An dieser Kalligraphie kann man wunderbar und beispielhaft das Ineinandergehen von einem meisterhaften Kalligraphen sehen, der ein fast noch zeitgenössischer Zen-Meister ist und einem Beitrag aus einer überlieferten und bis heute verwendeten Beispielsammlung sowie dem Meister, von dem dieses Beispiel ursprünglich stammt.

Die Kalligraphie ist als Hängerolle montiert, insgesamt fast einen Meter lang und zeigt fünf Schriftzeichen:

  Tag

  Tag

是  ist, richtig

  gut, gern haben

  Tag

Die Quelle

Das ist ein Zitat aus dem sechsten Beispiel der Koan-Sammlung Bi-Yän-Lu oder der Niederschrift von der smaragdenen Felswand – zusammengestellt in China um 1100 n. Chr.:

Einst fragte Yün-men seine Schüler: „Ich möchte nicht wissen, wie die vergangenen fünfzehn Tage waren. Sagt etwas über die nächsten fünfzehn Tage!“ Weil alle still blieben, antwortete der Meister selbst: „Jeder Tag ist ein guter Tag!“

Gedanken dazu

Was bedeutet das? Was können wir daraus lernen?

Tag für Tag ist ein guter Tag. Da steckt eine Wertung drin. Es ist doch nicht jeder Tag gut. Gibt es nicht Tage, die alles andere als gut sind, so Tage, an denen eine dunkle Wolke über uns zu schweben scheint und alles schief geht – wirklich alles?

Gibt es so etwas wie gut oder schlecht überhaupt? Das sind immer subjektive Urteile. Gut und schlecht kann es absolut nicht geben, sondern immer nur mit einem Bezugspunkt. Was ist denn nun gut oder schlecht? Was für den einen gut ist, ist vielleicht für den anderen schlecht. Und was im Augenblick schlecht aussieht, kann sich später als gut herausstellen.

Was soll das dann: ein guter Tag?

Da kann die Aufforderung hinter stecken, jeden Tag als guten Tag anzusehen.

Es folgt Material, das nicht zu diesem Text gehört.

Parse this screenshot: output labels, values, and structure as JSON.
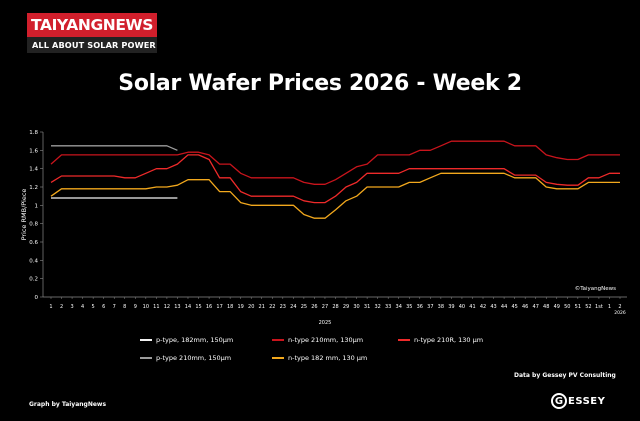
{
  "logo": {
    "brand": "TAIYANGNEWS",
    "tagline": "ALL ABOUT SOLAR POWER"
  },
  "footer": {
    "credit": "Graph by TaiyangNews",
    "source": "Data by Gessey PV Consulting",
    "gessey_logo": "ESSEY"
  },
  "colors": {
    "background": "#000000",
    "logo_red": "#d11f2c",
    "axis": "#8a8a8a"
  },
  "chart_data": {
    "type": "line",
    "title": "Solar Wafer Prices 2026 - Week 2",
    "ylabel": "Price RMB/Piece",
    "xlabel": "2025",
    "ylim": [
      0,
      1.8
    ],
    "yticks": [
      "0",
      "0.2",
      "0.4",
      "0.6",
      "0.8",
      "1",
      "1.2",
      "1.4",
      "1.6",
      "1.8"
    ],
    "categories": [
      "1",
      "2",
      "3",
      "4",
      "5",
      "6",
      "7",
      "8",
      "9",
      "10",
      "11",
      "12",
      "13",
      "14",
      "15",
      "16",
      "17",
      "18",
      "19",
      "20",
      "21",
      "22",
      "23",
      "24",
      "25",
      "26",
      "27",
      "28",
      "29",
      "30",
      "31",
      "32",
      "33",
      "34",
      "35",
      "36",
      "37",
      "38",
      "39",
      "40",
      "41",
      "42",
      "43",
      "44",
      "45",
      "46",
      "47",
      "48",
      "49",
      "50",
      "51",
      "52",
      "1st",
      "1",
      "2"
    ],
    "annotation": "©TaiyangNews",
    "year_label_right": "2026",
    "legend_position": "bottom",
    "series": [
      {
        "name": "p-type, 182mm, 150µm",
        "color": "#f2f2f2",
        "values": [
          1.08,
          1.08,
          1.08,
          1.08,
          1.08,
          1.08,
          1.08,
          1.08,
          1.08,
          1.08,
          1.08,
          1.08,
          1.08,
          null,
          null,
          null,
          null,
          null,
          null,
          null,
          null,
          null,
          null,
          null,
          null,
          null,
          null,
          null,
          null,
          null,
          null,
          null,
          null,
          null,
          null,
          null,
          null,
          null,
          null,
          null,
          null,
          null,
          null,
          null,
          null,
          null,
          null,
          null,
          null,
          null,
          null,
          null,
          null,
          null,
          null
        ]
      },
      {
        "name": "p-type 210mm, 150µm",
        "color": "#9c9c9c",
        "values": [
          1.65,
          1.65,
          1.65,
          1.65,
          1.65,
          1.65,
          1.65,
          1.65,
          1.65,
          1.65,
          1.65,
          1.65,
          1.6,
          null,
          null,
          null,
          null,
          null,
          null,
          null,
          null,
          null,
          null,
          null,
          null,
          null,
          null,
          null,
          null,
          null,
          null,
          null,
          null,
          null,
          null,
          null,
          null,
          null,
          null,
          null,
          null,
          null,
          null,
          null,
          null,
          null,
          null,
          null,
          null,
          null,
          null,
          null,
          null,
          null,
          null
        ]
      },
      {
        "name": "n-type 210mm, 130µm",
        "color": "#c9141c",
        "values": [
          1.45,
          1.55,
          1.55,
          1.55,
          1.55,
          1.55,
          1.55,
          1.55,
          1.55,
          1.55,
          1.55,
          1.55,
          1.55,
          1.58,
          1.58,
          1.55,
          1.45,
          1.45,
          1.35,
          1.3,
          1.3,
          1.3,
          1.3,
          1.3,
          1.25,
          1.23,
          1.23,
          1.28,
          1.35,
          1.42,
          1.45,
          1.55,
          1.55,
          1.55,
          1.55,
          1.6,
          1.6,
          1.65,
          1.7,
          1.7,
          1.7,
          1.7,
          1.7,
          1.7,
          1.65,
          1.65,
          1.65,
          1.55,
          1.52,
          1.5,
          1.5,
          1.55,
          1.55,
          1.55,
          1.55
        ]
      },
      {
        "name": "n-type 182 mm, 130 µm",
        "color": "#f2a81d",
        "values": [
          1.1,
          1.18,
          1.18,
          1.18,
          1.18,
          1.18,
          1.18,
          1.18,
          1.18,
          1.18,
          1.2,
          1.2,
          1.22,
          1.28,
          1.28,
          1.28,
          1.15,
          1.15,
          1.03,
          1.0,
          1.0,
          1.0,
          1.0,
          1.0,
          0.9,
          0.86,
          0.86,
          0.95,
          1.05,
          1.1,
          1.2,
          1.2,
          1.2,
          1.2,
          1.25,
          1.25,
          1.3,
          1.35,
          1.35,
          1.35,
          1.35,
          1.35,
          1.35,
          1.35,
          1.3,
          1.3,
          1.3,
          1.2,
          1.18,
          1.18,
          1.18,
          1.25,
          1.25,
          1.25,
          1.25
        ]
      },
      {
        "name": "n-type 210R, 130 µm",
        "color": "#ee2a2a",
        "values": [
          1.25,
          1.32,
          1.32,
          1.32,
          1.32,
          1.32,
          1.32,
          1.3,
          1.3,
          1.35,
          1.4,
          1.4,
          1.45,
          1.55,
          1.55,
          1.5,
          1.3,
          1.3,
          1.15,
          1.1,
          1.1,
          1.1,
          1.1,
          1.1,
          1.05,
          1.03,
          1.03,
          1.1,
          1.2,
          1.25,
          1.35,
          1.35,
          1.35,
          1.35,
          1.4,
          1.4,
          1.4,
          1.4,
          1.4,
          1.4,
          1.4,
          1.4,
          1.4,
          1.4,
          1.33,
          1.33,
          1.33,
          1.25,
          1.23,
          1.22,
          1.22,
          1.3,
          1.3,
          1.35,
          1.35
        ]
      }
    ]
  }
}
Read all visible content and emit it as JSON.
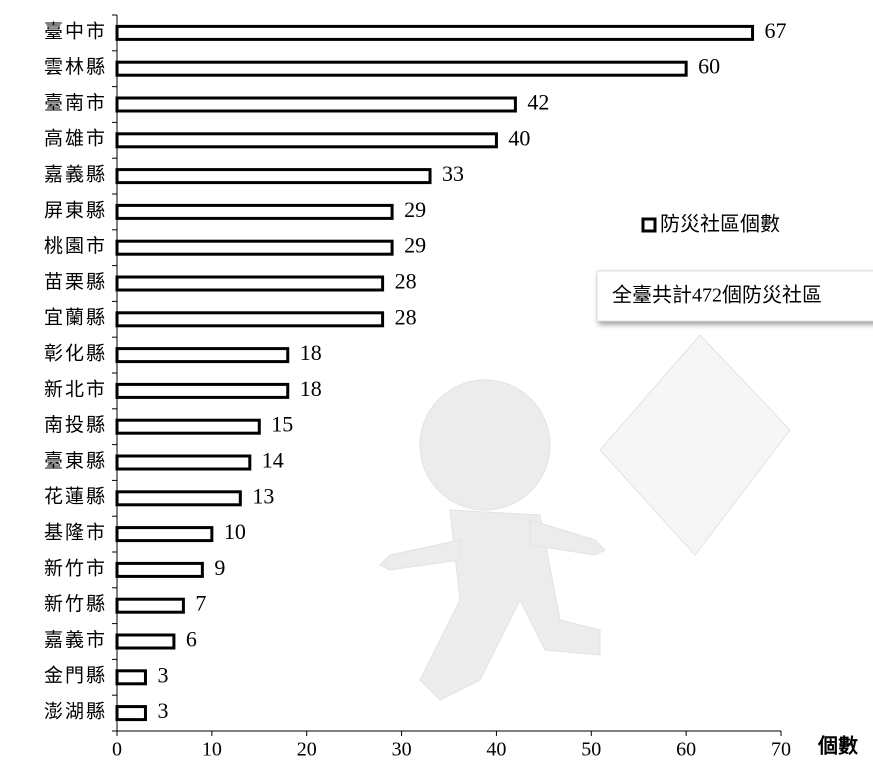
{
  "chart_data": {
    "type": "bar",
    "orientation": "horizontal",
    "categories": [
      "臺中市",
      "雲林縣",
      "臺南市",
      "高雄市",
      "嘉義縣",
      "屏東縣",
      "桃園市",
      "苗栗縣",
      "宜蘭縣",
      "彰化縣",
      "新北市",
      "南投縣",
      "臺東縣",
      "花蓮縣",
      "基隆市",
      "新竹市",
      "新竹縣",
      "嘉義市",
      "金門縣",
      "澎湖縣"
    ],
    "series": [
      {
        "name": "防災社區個數",
        "color": "#ffffff",
        "values": [
          67,
          60,
          42,
          40,
          33,
          29,
          29,
          28,
          28,
          18,
          18,
          15,
          14,
          13,
          10,
          9,
          7,
          6,
          3,
          3
        ]
      }
    ],
    "xlim": [
      0,
      70
    ],
    "xticks": [
      0,
      10,
      20,
      30,
      40,
      50,
      60,
      70
    ],
    "x_label": "個數",
    "annotation": "全臺共計472個防災社區",
    "legend": "right"
  }
}
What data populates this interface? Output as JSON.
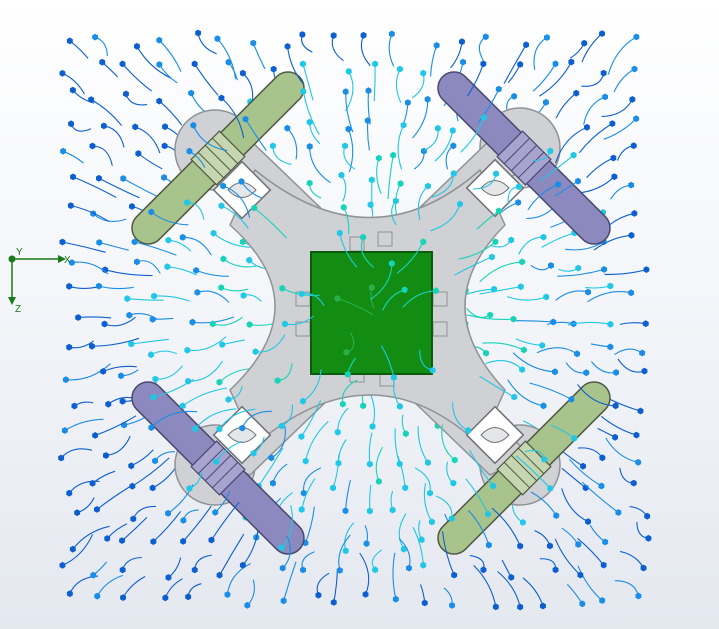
{
  "viewport": {
    "background_top": "#ffffff",
    "background_bottom": "#e4e8ef"
  },
  "model": {
    "frame_color": "#cfd1d4",
    "frame_edge": "#8f9296",
    "board_color": "#128c12",
    "board_edge": "#0a5c0a",
    "propeller_green": "#a9c38c",
    "propeller_purple": "#8c89bf",
    "flow_colors": [
      "#0d5fd1",
      "#1a8de6",
      "#20c7e6",
      "#17d4b8",
      "#2ab04a"
    ]
  },
  "triad": {
    "x_label": "X",
    "y_label": "Y",
    "z_label": "Z",
    "color": "#1a7a1a"
  }
}
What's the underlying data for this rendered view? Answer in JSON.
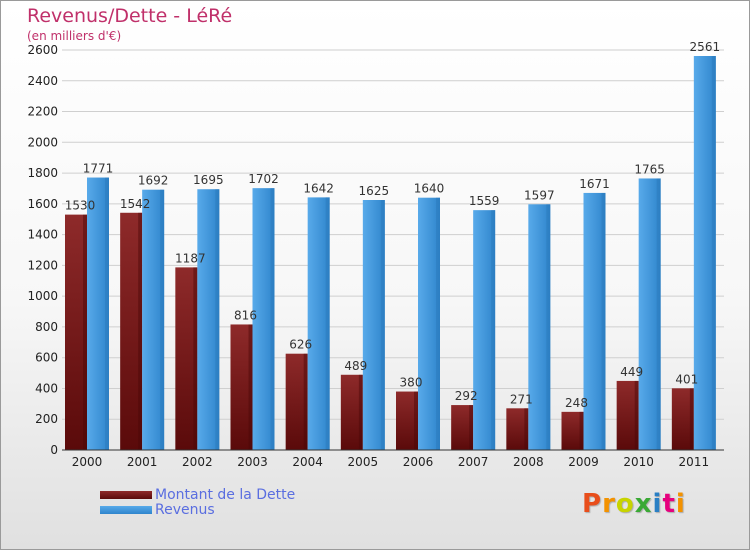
{
  "title": "Revenus/Dette - LéRé",
  "subtitle": "(en milliers d'€)",
  "colors": {
    "title": "#c0306a",
    "dette": "#7a1b1b",
    "revenus": "#3b93d8",
    "legend_text": "#5a6ee0"
  },
  "chart_data": {
    "type": "bar",
    "categories": [
      "2000",
      "2001",
      "2002",
      "2003",
      "2004",
      "2005",
      "2006",
      "2007",
      "2008",
      "2009",
      "2010",
      "2011"
    ],
    "series": [
      {
        "name": "Montant de la Dette",
        "values": [
          1530,
          1542,
          1187,
          816,
          626,
          489,
          380,
          292,
          271,
          248,
          449,
          401
        ]
      },
      {
        "name": "Revenus",
        "values": [
          1771,
          1692,
          1695,
          1702,
          1642,
          1625,
          1640,
          1559,
          1597,
          1671,
          1765,
          2561
        ]
      }
    ],
    "ylim": [
      0,
      2600
    ],
    "yticks": [
      0,
      200,
      400,
      600,
      800,
      1000,
      1200,
      1400,
      1600,
      1800,
      2000,
      2200,
      2400,
      2600
    ],
    "grid": true,
    "legend": "bottom-left"
  },
  "legend": {
    "dette_label": "Montant de la Dette",
    "revenus_label": "Revenus"
  },
  "logo": {
    "text": "Proxiti",
    "letter_colors": [
      "#e84e1b",
      "#f39200",
      "#c8d400",
      "#3aa935",
      "#2a7fc4",
      "#e6007e",
      "#f39200"
    ]
  }
}
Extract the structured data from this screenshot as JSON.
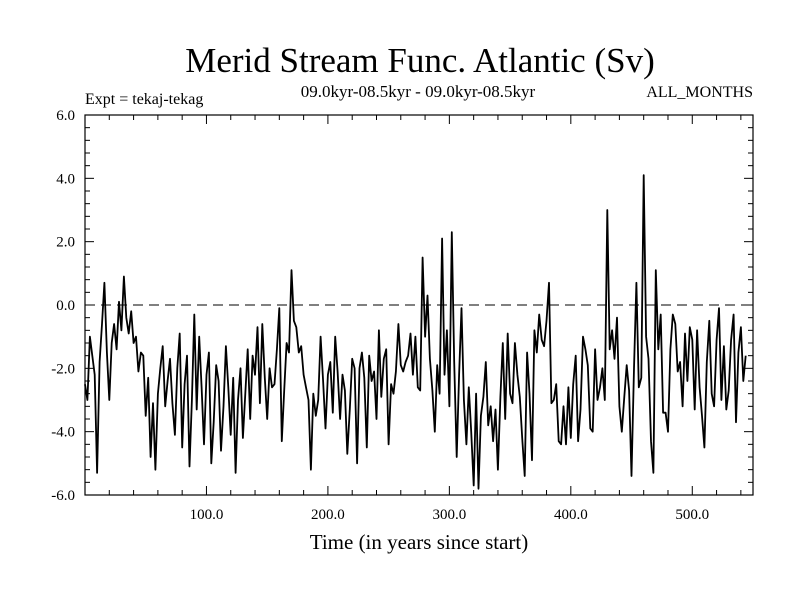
{
  "chart_data": {
    "type": "line",
    "title": "Merid Stream Func. Atlantic (Sv)",
    "subtitle": "09.0kyr-08.5kyr - 09.0kyr-08.5kyr",
    "left_note": "Expt = tekaj-tekag",
    "right_note": "ALL_MONTHS",
    "xlabel": "Time (in years since start)",
    "ylabel": "",
    "xlim": [
      0,
      550
    ],
    "ylim": [
      -6,
      6
    ],
    "x_ticks": [
      100,
      200,
      300,
      400,
      500
    ],
    "x_tick_labels": [
      "100.0",
      "200.0",
      "300.0",
      "400.0",
      "500.0"
    ],
    "y_ticks": [
      -6,
      -4,
      -2,
      0,
      2,
      4,
      6
    ],
    "y_tick_labels": [
      "-6.0",
      "-4.0",
      "-2.0",
      "0.0",
      "2.0",
      "4.0",
      "6.0"
    ],
    "reference_line": 0,
    "series": [
      {
        "name": "Merid Stream Func. Atlantic",
        "x_start": 0,
        "x_step": 2,
        "values": [
          -2.5,
          -3.0,
          -1.0,
          -1.6,
          -2.2,
          -5.3,
          -1.8,
          -0.6,
          0.7,
          -1.5,
          -3.0,
          -1.2,
          -0.6,
          -1.4,
          0.1,
          -0.8,
          0.9,
          -0.4,
          -0.9,
          -0.2,
          -1.2,
          -1.0,
          -2.1,
          -1.5,
          -1.6,
          -3.5,
          -2.3,
          -4.8,
          -3.1,
          -5.2,
          -2.8,
          -2.0,
          -1.3,
          -3.2,
          -2.4,
          -1.7,
          -3.1,
          -4.1,
          -2.0,
          -0.9,
          -4.5,
          -2.5,
          -1.6,
          -5.1,
          -3.0,
          -0.3,
          -3.3,
          -1.0,
          -2.6,
          -4.4,
          -2.2,
          -1.5,
          -5.0,
          -3.7,
          -1.9,
          -2.4,
          -4.6,
          -3.2,
          -1.3,
          -2.6,
          -4.1,
          -2.3,
          -5.3,
          -3.0,
          -2.0,
          -4.2,
          -2.8,
          -1.4,
          -3.6,
          -1.6,
          -2.2,
          -0.7,
          -3.1,
          -0.6,
          -2.3,
          -3.6,
          -2.0,
          -2.6,
          -2.5,
          -1.4,
          -0.1,
          -4.3,
          -2.7,
          -1.2,
          -1.5,
          1.1,
          -0.5,
          -0.7,
          -1.5,
          -1.3,
          -2.2,
          -2.6,
          -3.0,
          -5.2,
          -2.8,
          -3.5,
          -3.0,
          -1.0,
          -2.4,
          -3.9,
          -2.2,
          -1.8,
          -3.4,
          -1.0,
          -2.1,
          -3.6,
          -2.2,
          -2.7,
          -4.7,
          -3.3,
          -1.7,
          -2.0,
          -5.0,
          -2.0,
          -1.5,
          -2.3,
          -4.5,
          -1.6,
          -2.4,
          -2.1,
          -3.6,
          -0.8,
          -2.9,
          -1.7,
          -1.4,
          -4.4,
          -2.5,
          -2.8,
          -2.1,
          -0.6,
          -1.9,
          -2.1,
          -1.8,
          -1.6,
          -0.9,
          -2.2,
          -1.0,
          -2.6,
          -2.7,
          1.5,
          -1.0,
          0.3,
          -1.7,
          -2.7,
          -4.0,
          -1.9,
          -2.8,
          2.1,
          -2.2,
          -0.8,
          -3.2,
          2.3,
          -1.8,
          -4.8,
          -2.2,
          -0.1,
          -3.0,
          -4.4,
          -2.6,
          -4.0,
          -5.7,
          -2.8,
          -5.8,
          -3.5,
          -2.9,
          -1.8,
          -3.8,
          -3.2,
          -4.3,
          -3.3,
          -5.2,
          -2.9,
          -1.2,
          -3.6,
          -0.9,
          -2.8,
          -3.1,
          -1.2,
          -2.2,
          -2.9,
          -4.2,
          -5.4,
          -1.5,
          -2.8,
          -4.9,
          -0.8,
          -1.5,
          -0.3,
          -1.1,
          -1.3,
          -0.5,
          0.7,
          -3.1,
          -3.0,
          -2.5,
          -4.3,
          -4.4,
          -3.2,
          -4.4,
          -2.6,
          -4.2,
          -2.5,
          -1.6,
          -4.3,
          -3.3,
          -1.0,
          -1.4,
          -1.9,
          -3.9,
          -4.0,
          -1.4,
          -3.0,
          -2.6,
          -2.0,
          -3.0,
          3.0,
          -1.4,
          -0.8,
          -1.7,
          -0.4,
          -3.2,
          -4.0,
          -2.9,
          -1.9,
          -2.7,
          -5.4,
          -2.0,
          0.7,
          -2.6,
          -2.3,
          4.1,
          -1.0,
          -1.7,
          -4.3,
          -5.3,
          1.1,
          -1.4,
          -0.3,
          -3.4,
          -3.4,
          -4.0,
          -1.4,
          -0.3,
          -0.6,
          -2.1,
          -1.8,
          -3.2,
          -0.9,
          -2.4,
          -0.7,
          -1.1,
          -3.3,
          -0.8,
          -2.6,
          -3.5,
          -4.5,
          -1.8,
          -0.5,
          -2.8,
          -3.2,
          -1.1,
          -0.1,
          -3.0,
          -1.3,
          -3.3,
          -2.7,
          -1.1,
          -0.3,
          -3.7,
          -1.5,
          -0.7,
          -2.4,
          -1.6
        ]
      }
    ]
  }
}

Wenn gut und schlecht subjektiv sind, dann kann ich mich für gut entscheiden, wie die äußeren Umstände auch immer sein mögen.

Und ich kann es auch von einem absoluten Standpunkt aus ansehen. Ich kümmere mich um gut oder schlecht nicht. Es ist jetzt so wie es ist. Ich kann es nicht ändern. Ob ich jammere oder nicht. Das Jammern wird es nicht verändern.

Aber meine Einstellung kann ich ändern. Vielleicht kann ich aus der Situation Kraft ziehen, etwas lernen, Erfahrung sammeln. Insofern kann alles gut sein.

Da fällt mir ein alter Ratschlag ein: Wie ich meine Nulllinie justiere. Es gibt Menschen, die erwarten immer das Schlechteste. Meine Mutter war so eine. Die sagte, wenn ich von dem Schlechtesten ausgehe, dann kann ich höchstens positiv überrascht werden.

Ich finde diese Einstellung nicht empfehlenswert. Sie bedeutet ja, dass ich immer davon ausgehe, dass sich die Dinge für mich schlecht entwickeln. Dass alles schief läuft, ist für mich dann der Normalzustand. Wenn die Dinge gut laufen, dann kommt so ein Gefühl von: Es ist irgendetwas falsch. Oder: Das habe ich nicht verdient. Und ich tue alles, bis ich meinen Normalzustand wieder erreicht habe. Dann geht es mir zwar schlecht, aber das ist das, was ich kenne und wo ich mich sozusagen zu Hause fühle.

Das ist eine Möglichkeit. Genau so gut kann ich den positiven Bereich als den Normalbereich definieren. Dann sind die guten und die schlechten Tage vielleicht ähnlich wahrscheinlich. Wenn es mal nicht so gut läuft, dann werde ich aber alles tun, damit es wieder besser wird und bis ich mich wieder wohl fühle.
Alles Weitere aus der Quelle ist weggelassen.